AutoRegression Moving Average (ARMA)

from statsmodels.tsa.arima_model import ARMA

model = ARMA(train['airline passengers'].astype(np.float), order=(0, 1))

# the rest of the code is the same as SES

AutoRegression Integrated Moving Average (ARIMA)

from statsmodels.tsa.arima_model import ARIMA

model = ARIMA(train['airline passengers'].astype(np.float), order=(2, 1, 1))

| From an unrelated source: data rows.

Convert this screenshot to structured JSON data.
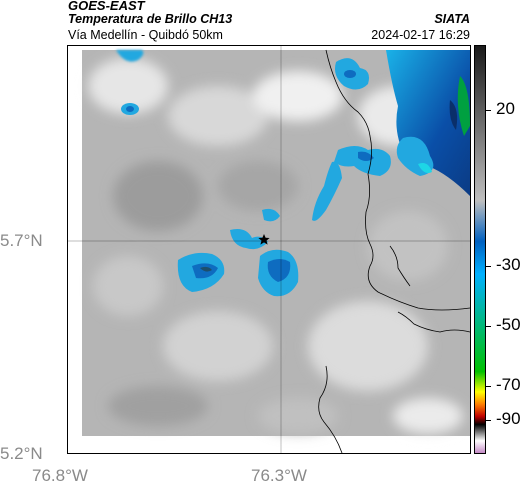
{
  "header": {
    "title": "GOES-EAST",
    "subtitle": "Temperatura de Brillo CH13",
    "location": "Vía Medellín - Quibdó 50km",
    "organization": "SIATA",
    "datetime": "2024-02-17 16:29"
  },
  "axes": {
    "lat_labels": [
      "5.7°N",
      "5.2°N"
    ],
    "lon_labels": [
      "76.8°W",
      "76.3°W"
    ],
    "label_color": "#8a8a8a"
  },
  "colorbar": {
    "labels": [
      "20",
      "-30",
      "-50",
      "-70",
      "-90"
    ],
    "palette": [
      "#c48bc6",
      "#ffffff",
      "#000000",
      "#c00000",
      "#ff8000",
      "#ffff00",
      "#00c000",
      "#00b0ff",
      "#0060c0",
      "#bfbfbf",
      "#1a1a1a"
    ]
  },
  "map": {
    "marker_icon": "star-icon",
    "cloud_colors": [
      "#22a8e0",
      "#0e6cc0",
      "#1dd6e6",
      "#c6e8f2"
    ],
    "background_gray": "#b5b5b5"
  }
}
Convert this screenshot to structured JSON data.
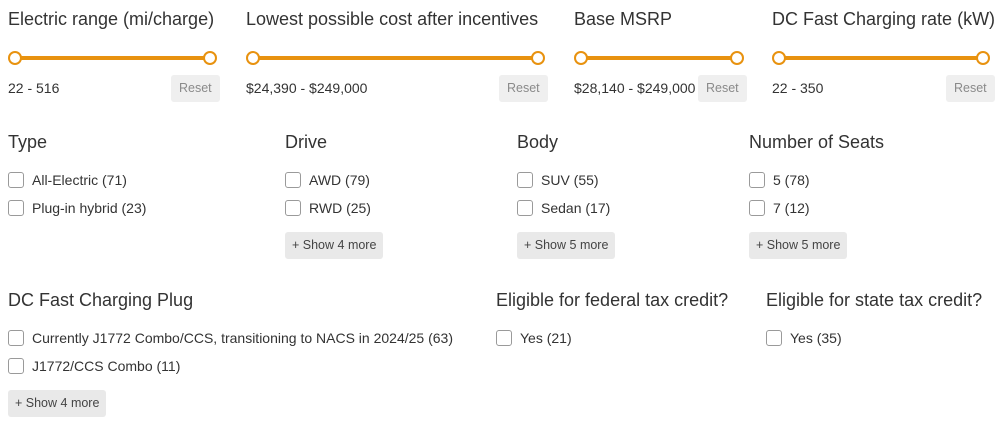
{
  "sliders": [
    {
      "title": "Electric range (mi/charge)",
      "range": "22 - 516",
      "reset": "Reset"
    },
    {
      "title": "Lowest possible cost after incentives",
      "range": "$24,390 - $249,000",
      "reset": "Reset"
    },
    {
      "title": "Base MSRP",
      "range": "$28,140 - $249,000",
      "reset": "Reset"
    },
    {
      "title": "DC Fast Charging rate (kW)",
      "range": "22 - 350",
      "reset": "Reset"
    }
  ],
  "filters": {
    "type": {
      "title": "Type",
      "options": [
        "All-Electric (71)",
        "Plug-in hybrid (23)"
      ]
    },
    "drive": {
      "title": "Drive",
      "options": [
        "AWD (79)",
        "RWD (25)"
      ],
      "more": "+ Show 4 more"
    },
    "body": {
      "title": "Body",
      "options": [
        "SUV (55)",
        "Sedan (17)"
      ],
      "more": "+ Show 5 more"
    },
    "seats": {
      "title": "Number of Seats",
      "options": [
        "5 (78)",
        "7 (12)"
      ],
      "more": "+ Show 5 more"
    },
    "plug": {
      "title": "DC Fast Charging Plug",
      "options": [
        "Currently J1772 Combo/CCS, transitioning to NACS in 2024/25 (63)",
        "J1772/CCS Combo (11)"
      ],
      "more": "+ Show 4 more"
    },
    "federal": {
      "title": "Eligible for federal tax credit?",
      "options": [
        "Yes (21)"
      ]
    },
    "state": {
      "title": "Eligible for state tax credit?",
      "options": [
        "Yes (35)"
      ]
    }
  },
  "colors": {
    "accent": "#e8920f",
    "text": "#333333",
    "button_bg": "#e9e9e9"
  }
}
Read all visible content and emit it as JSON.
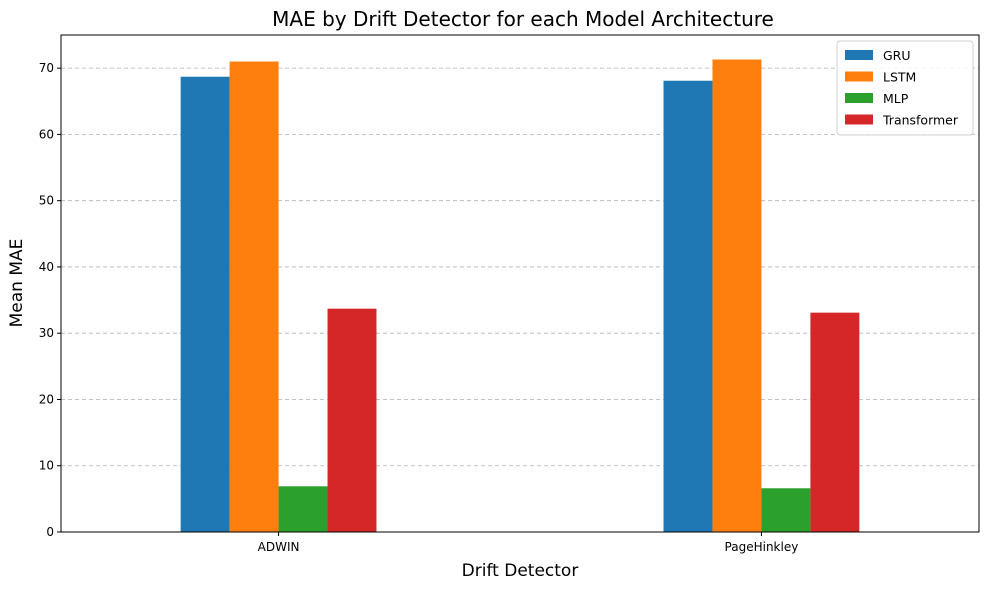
{
  "chart_data": {
    "type": "bar",
    "title": "MAE by Drift Detector for each Model Architecture",
    "xlabel": "Drift Detector",
    "ylabel": "Mean MAE",
    "categories": [
      "ADWIN",
      "PageHinkley"
    ],
    "series": [
      {
        "name": "GRU",
        "color": "#1f77b4",
        "values": [
          68.7,
          68.1
        ]
      },
      {
        "name": "LSTM",
        "color": "#ff7f0e",
        "values": [
          71.0,
          71.3
        ]
      },
      {
        "name": "MLP",
        "color": "#2ca02c",
        "values": [
          6.9,
          6.6
        ]
      },
      {
        "name": "Transformer",
        "color": "#d62728",
        "values": [
          33.7,
          33.1
        ]
      }
    ],
    "ylim": [
      0,
      75
    ],
    "yticks": [
      0,
      10,
      20,
      30,
      40,
      50,
      60,
      70
    ],
    "grid": "y-dashed",
    "legend_position": "top-right"
  }
}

# the rest of the code is the same as SES

Results

Model	RMSE	MAE
Simple Exponential Smoothing (SES)	86.93	62.10
Expontential Smoothing (Holt)	94.83	67.35
AutoRegression (AR)	116.31	87.59
AutoRegression Moving Average (ARMA)	214.85	197.20
AutoRegression Integrated Moving Average (ARIMA)	73.09	51.12

The best model is ARIMA, with RMSE of 73.09 and MAE of 51.12.

Discussion

In forecasting the Airline Passengers dataset, different models were evaluated. The raw data displayed a clear trend and seasonality, initially appearing additive but upon further inspection, was identified as multiplicative. By adjusting to a multiplicative decomposition, the residuals were made stationary, enabling more effective forecasting.

Models evaluated include Simple Exponential Smoothing (SES), Holt's Exponential Smoothing, AutoRegression (AR), AutoRegression Moving Average (ARMA), and AutoRegression Integrated Moving Average (ARIMA). Among them, ARIMA performed best with the lowest RMSE and MAE, suggesting it handled both the trend and seasonality of the dataset most effectively.

Possible improvements could involve tuning ARIMA's hyperparameters further or considering more advanced models like Prophet or LSTM, which can also capture seasonality and trends. Additionally, given the changing nature of the airline industry, incorporating external factors or events could refine forecasts.